Other nearby airports are Valladolid Airport, located 134 km south west, Bilbao Airport, located 176 km north east and Madrid–Barajas Airport, located 230 km south of Burgos Airport.

| Airlines | Destinations |
|---|---|
| Iberia | Seasonal: Palma de Mallorca |

==Statistics==

| Year | Passenger Numbers | Air Cargo (kg.) | Flight Operations |
|---|---|---|---|
| 2008 | 13,037 | 0 | 1,501 |
| 2009 | 27,716 | 0 | 3,571 |
| 2010 | 33,595 | 1,766 | 3,559 |
| 2011 | 35,447 | 308 | 3,960 |
| 2012 | 21,057 | 0 | 2,904 |
| 2013 | 18,905 | 0 | 2,305 |
| 2014 | 21,583 | 3,493 | 2,418 |
| 2015 | 9,080 | 0 | 2,167 |
| 2016 | 4,682 | 350 | 1,750 |
| 2017 | 5,953 | 0 | 2,366 |
| 2018 | 10,341 | 1,600 | 2,112 |
| 2019 | 17,687 | 39,646 | 3,221 |

== Ground transportation ==

=== Public transport ===
There is an urban bus that provides airport service to and from the center of Burgos. The route begins in Plaza de España and stops in the following streets: Belorado, Segovia, Avenida de Castilla y León, San Roque, Glorieta de Logroño, San Bruno, Pablo Ruiz Picasso, Real y Antigua, Vitoria 252, Alcalde Martín Cobos and from here to the airport terminal. The route from the airport to the center will be on a reverse route with stops in the next points: Martín Cobos, Vitoria 259, Real y Antigua, Vitoria 163, San Bruno, Antigua Academia de Ingenieros, San Roque, Avenida de Castilla y León, Avenida de la Paz 51, Antonio Machado and Plaza de España.

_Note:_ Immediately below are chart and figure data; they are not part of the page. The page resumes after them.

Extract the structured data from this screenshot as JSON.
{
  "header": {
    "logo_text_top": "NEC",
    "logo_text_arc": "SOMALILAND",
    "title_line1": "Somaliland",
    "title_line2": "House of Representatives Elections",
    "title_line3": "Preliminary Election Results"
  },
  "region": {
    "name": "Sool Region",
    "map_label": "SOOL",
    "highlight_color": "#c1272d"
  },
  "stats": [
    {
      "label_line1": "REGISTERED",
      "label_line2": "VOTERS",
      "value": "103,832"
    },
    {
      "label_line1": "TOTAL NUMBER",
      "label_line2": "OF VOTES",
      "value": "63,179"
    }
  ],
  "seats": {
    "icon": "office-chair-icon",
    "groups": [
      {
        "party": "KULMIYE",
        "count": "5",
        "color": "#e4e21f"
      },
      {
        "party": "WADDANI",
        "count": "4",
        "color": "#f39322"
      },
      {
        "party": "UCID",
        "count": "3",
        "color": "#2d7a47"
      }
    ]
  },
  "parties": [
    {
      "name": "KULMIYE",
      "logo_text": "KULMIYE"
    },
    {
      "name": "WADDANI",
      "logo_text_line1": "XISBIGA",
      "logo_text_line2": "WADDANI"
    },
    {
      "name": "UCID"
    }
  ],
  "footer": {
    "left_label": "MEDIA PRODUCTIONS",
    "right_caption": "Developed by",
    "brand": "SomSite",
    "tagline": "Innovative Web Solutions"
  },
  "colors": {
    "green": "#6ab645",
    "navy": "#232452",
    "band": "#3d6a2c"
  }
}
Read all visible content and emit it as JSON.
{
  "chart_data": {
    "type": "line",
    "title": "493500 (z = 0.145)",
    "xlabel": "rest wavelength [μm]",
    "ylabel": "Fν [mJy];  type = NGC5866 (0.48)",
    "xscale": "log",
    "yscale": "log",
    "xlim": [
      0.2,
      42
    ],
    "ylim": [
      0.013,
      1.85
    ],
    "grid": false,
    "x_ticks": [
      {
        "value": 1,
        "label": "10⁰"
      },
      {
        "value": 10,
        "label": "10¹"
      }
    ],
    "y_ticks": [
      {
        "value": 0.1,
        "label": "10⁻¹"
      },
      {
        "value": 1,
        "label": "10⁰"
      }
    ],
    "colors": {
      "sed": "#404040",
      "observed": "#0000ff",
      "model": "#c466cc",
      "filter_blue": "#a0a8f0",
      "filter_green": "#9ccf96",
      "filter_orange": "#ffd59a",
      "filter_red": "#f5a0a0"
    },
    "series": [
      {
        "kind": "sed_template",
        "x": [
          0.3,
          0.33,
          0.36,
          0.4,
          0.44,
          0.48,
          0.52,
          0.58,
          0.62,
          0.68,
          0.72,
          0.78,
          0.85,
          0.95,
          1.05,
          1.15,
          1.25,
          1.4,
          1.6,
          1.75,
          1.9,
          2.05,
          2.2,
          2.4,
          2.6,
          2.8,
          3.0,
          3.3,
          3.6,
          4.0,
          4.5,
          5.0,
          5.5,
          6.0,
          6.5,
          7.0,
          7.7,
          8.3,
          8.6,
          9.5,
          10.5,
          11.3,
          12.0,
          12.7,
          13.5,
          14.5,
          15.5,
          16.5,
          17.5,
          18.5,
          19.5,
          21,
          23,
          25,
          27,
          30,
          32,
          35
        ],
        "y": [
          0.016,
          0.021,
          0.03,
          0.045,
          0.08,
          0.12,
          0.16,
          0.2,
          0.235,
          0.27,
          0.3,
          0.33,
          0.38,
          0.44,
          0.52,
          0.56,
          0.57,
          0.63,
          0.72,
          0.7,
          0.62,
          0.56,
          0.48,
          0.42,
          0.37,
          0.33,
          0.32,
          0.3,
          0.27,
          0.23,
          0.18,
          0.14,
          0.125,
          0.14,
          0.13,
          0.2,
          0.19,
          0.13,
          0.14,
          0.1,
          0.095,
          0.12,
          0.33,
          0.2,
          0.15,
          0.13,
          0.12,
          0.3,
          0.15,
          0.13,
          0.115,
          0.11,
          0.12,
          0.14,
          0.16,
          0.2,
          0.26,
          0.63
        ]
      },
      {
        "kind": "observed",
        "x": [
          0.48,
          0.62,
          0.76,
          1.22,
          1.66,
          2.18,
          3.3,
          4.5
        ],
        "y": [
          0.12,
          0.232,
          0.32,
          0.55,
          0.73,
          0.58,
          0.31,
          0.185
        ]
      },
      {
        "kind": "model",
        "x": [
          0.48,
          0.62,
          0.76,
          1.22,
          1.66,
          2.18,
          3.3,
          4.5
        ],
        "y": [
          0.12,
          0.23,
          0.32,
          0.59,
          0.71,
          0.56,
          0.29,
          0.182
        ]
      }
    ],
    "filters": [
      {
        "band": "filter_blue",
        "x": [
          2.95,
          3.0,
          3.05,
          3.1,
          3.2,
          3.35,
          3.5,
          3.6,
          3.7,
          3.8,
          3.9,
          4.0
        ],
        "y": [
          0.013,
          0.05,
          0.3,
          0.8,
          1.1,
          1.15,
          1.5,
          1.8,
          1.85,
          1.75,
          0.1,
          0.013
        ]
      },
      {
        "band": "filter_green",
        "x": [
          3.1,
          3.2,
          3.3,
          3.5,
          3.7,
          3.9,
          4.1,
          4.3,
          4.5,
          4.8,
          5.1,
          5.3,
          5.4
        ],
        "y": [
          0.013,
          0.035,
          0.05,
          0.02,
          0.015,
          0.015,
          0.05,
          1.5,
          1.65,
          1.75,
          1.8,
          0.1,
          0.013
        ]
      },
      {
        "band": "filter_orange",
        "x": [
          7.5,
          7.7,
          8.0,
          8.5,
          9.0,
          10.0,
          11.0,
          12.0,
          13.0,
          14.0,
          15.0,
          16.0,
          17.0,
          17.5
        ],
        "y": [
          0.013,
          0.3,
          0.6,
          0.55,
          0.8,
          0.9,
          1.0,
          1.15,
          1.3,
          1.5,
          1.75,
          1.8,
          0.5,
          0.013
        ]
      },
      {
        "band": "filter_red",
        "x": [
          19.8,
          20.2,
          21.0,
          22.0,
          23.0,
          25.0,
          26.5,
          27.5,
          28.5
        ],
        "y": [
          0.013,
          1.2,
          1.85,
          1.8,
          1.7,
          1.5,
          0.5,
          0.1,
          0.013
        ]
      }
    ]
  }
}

The route schedules depend on the time of the flight; the bus will depart from Plaza España to the airport an hour and one-half before a flight and from the airport to the center one-half hour after the arrival of a flight.

=== Car and taxi ===
Burgos Airport is located to the north east of the province capital city, on a broad plain between the neighbourhoods of Gamonal and Villafría de Burgos, where the N-120 road and A-1 highway (also called ring road BU-30) meet in a great roundabout. From here to the airport building, there is a 650 m long road that ends opposite the terminal building. It takes a 10 minutes ride by car or taxi to get to the city centre. A taxi ride costs approximately €10 or slightly more.

There is a parking garage with a capacity of 188 cars, some semi-underground, for passengers coming with their own car.